Bugonia may well be Plemons’ most compelling performance yet. His tendency to play a long string of sickos has tormented us ever since he appeared in Breaking Bad. Plemons has once again proved himself here, giving us his most terrifying portrayal to date. Not only because he’s obviously mentally ill and has nothing to lose. But because of Plemon’s subtlety in the role that tells the audience something is very wrong.
He’s grubby, dishevelled, and disinterested in the societal norms of all those around him. He’s laser-focused on his goals, which we learn later, is more personally motivated than we’re initially led to believe. The bulk of the film concerns a hairless Emma Stone — shaved off to stop her contacting her mothership, obviously — attempting to convince her captors that she is indeed human. Pleas that fall on deaf ears, who are convinced they know better.

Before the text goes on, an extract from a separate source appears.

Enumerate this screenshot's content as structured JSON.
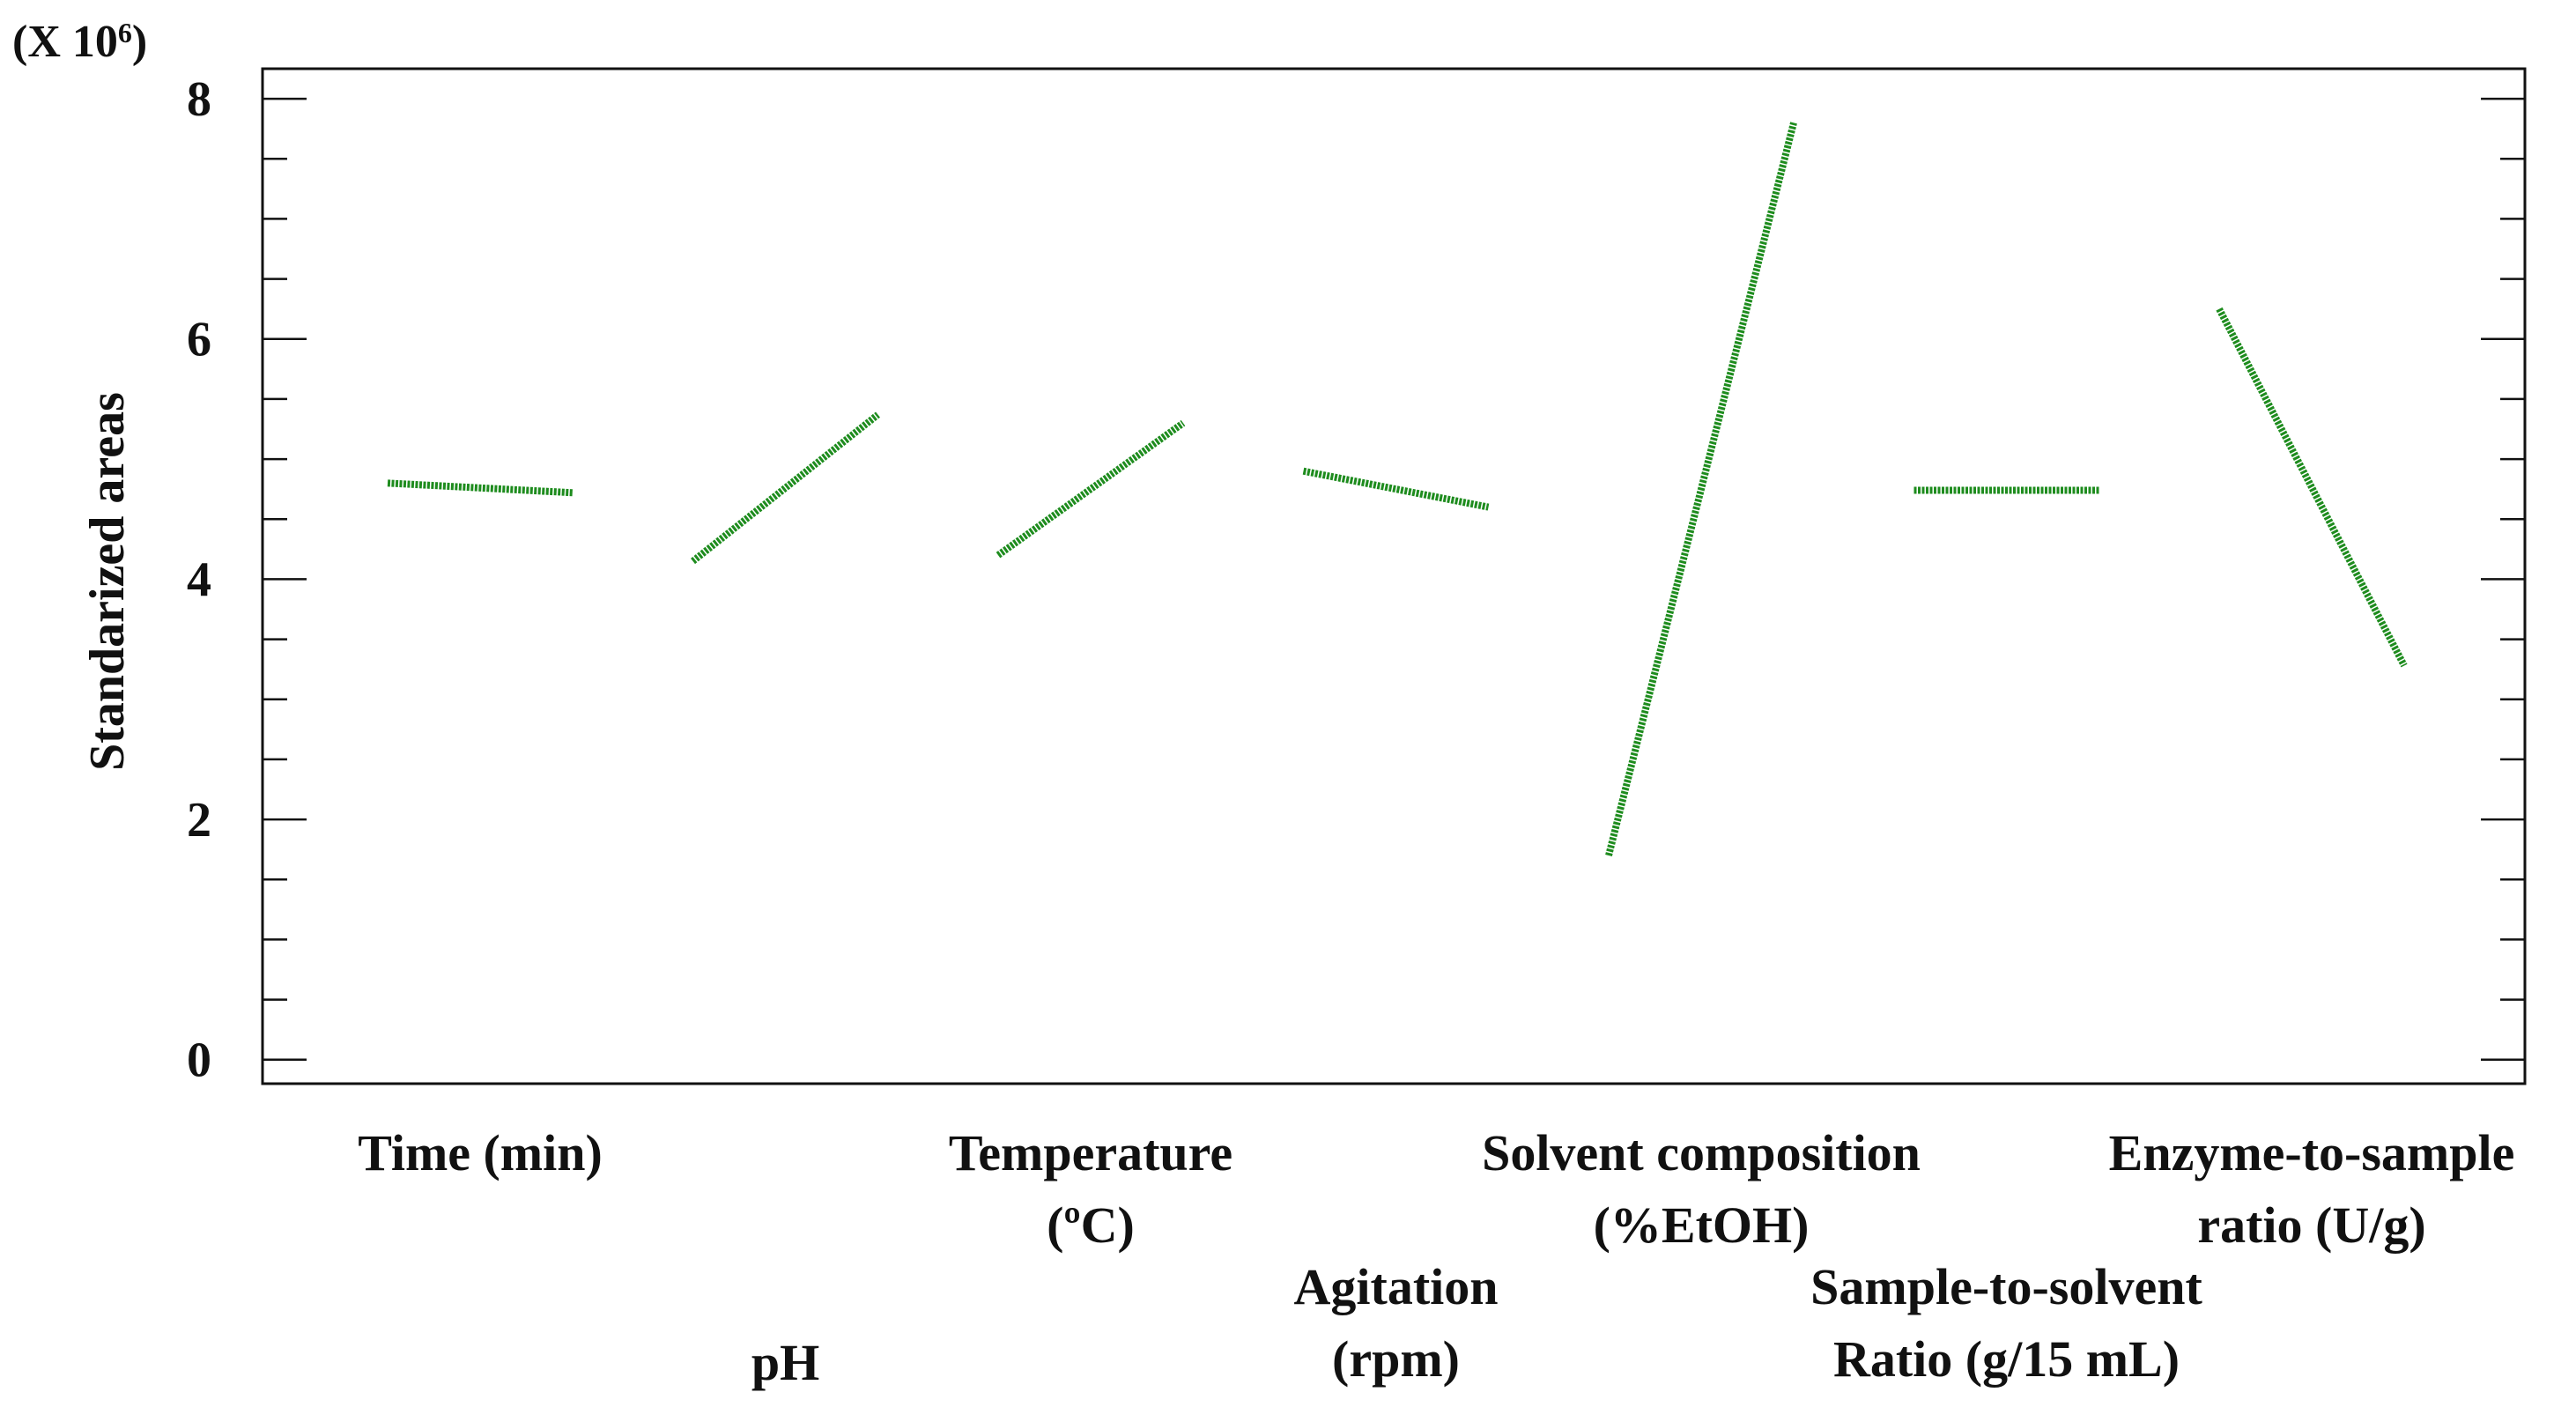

That Bugonia is the title cannot be ignored. Teddy’s attraction to some of Earth’s most valiant beings has much to do with the film’s themes, allowing our lead to reflect on the bees’ impending doom, or colony collapse disorder — not because they’re threatened by a race of aliens, but by humanity itself. It harkens back to some of Bugonia’s deeper points and gives us an idea of what Teddy is (or thinks he is) facing throughout.
It shouldn’t come as a surprise that Stone is well and truly at the top of her game in Bugonia — for much the same reason we revered Plemons’ performance. Even still, it’s not Stone’s typical role, who plays, for lack of a better word, an asshole, and gains the audience’s sympathies by chance. Being trapped in what Teddy calls the “headquarters of the human resistance” will do that to you.
Stone spends much of the movie’s runtime locked in furious, and oftentimes futile dialogue with Teddy, and it’s here where the movie is funniest, and also darkest. The two argue semantics about various ideologies and what they mean to the world and its subjects, and whether Fuller’s pharmaceutical role is doing humanity any good. Stone’s stoicism throughout is a testament to her acting chops.
We were less impressed by the third biggest character in Bugonia. Dom, Teddy’s shy younger cousin, tags along for most of the movie and is unable to ever equal the likes of Plemons and Stone. Sure, the script doesn’t call for him to be, instead serving as Teddy’s real-time echo-chamber, though slightly detracting from the film overall. We don’t doubt Aidan Delbis’ ability, but with hardly enough room to breathe and occasionally detracting from stellar performances around him, we feel that the character of Don could be reworked, or left out entirely.
Simple but effective camerawork
Bugonia keeps things pretty simple with its cinematography. That’s not to say it doesn’t deliver some excellent visuals, in spite of the film’s very few settings. It’s almost a treat to the viewers when we get to see anywhere that isn’t his home, offering a breath of fresh air, a right that Teddy’s captive is denied, as we watch her suffer through Plemons’ eyes.
Bugonia is bathed in a layer of too-warm synthetic lights that helps to sell the overarching danger of the situation. It’s bolstered by Jerskin Fendrix’s bone-chilling score that reverberates around the room, and pulls you in, almost against your will. It’s a harmony of entirely necessary strings that swell to an almost uncomfortable point — popping as a scene dies and we begin this whole dance again.
Bugonia verdict
Bugonia feels like it’s desperately trying to convey something to its watchers, even if that something isn’t easily definable. It isn’t about to spoon-feed you some deep message about humanity’s impotence, but it’s there as long as you’re willing to pull back the curtain just a bit. The wrong folks might take the film’s ultimately nihilistic view at face value and write it off as another picture berating humanity’s efforts without appreciating it for what it truly is: a Yorgos Lanthimos-directed banger that’s equal parts hilarious, thrilling, and sorrowful. Bee Plus.
Bugonia begins its local theatrical release on Friday, 31 October.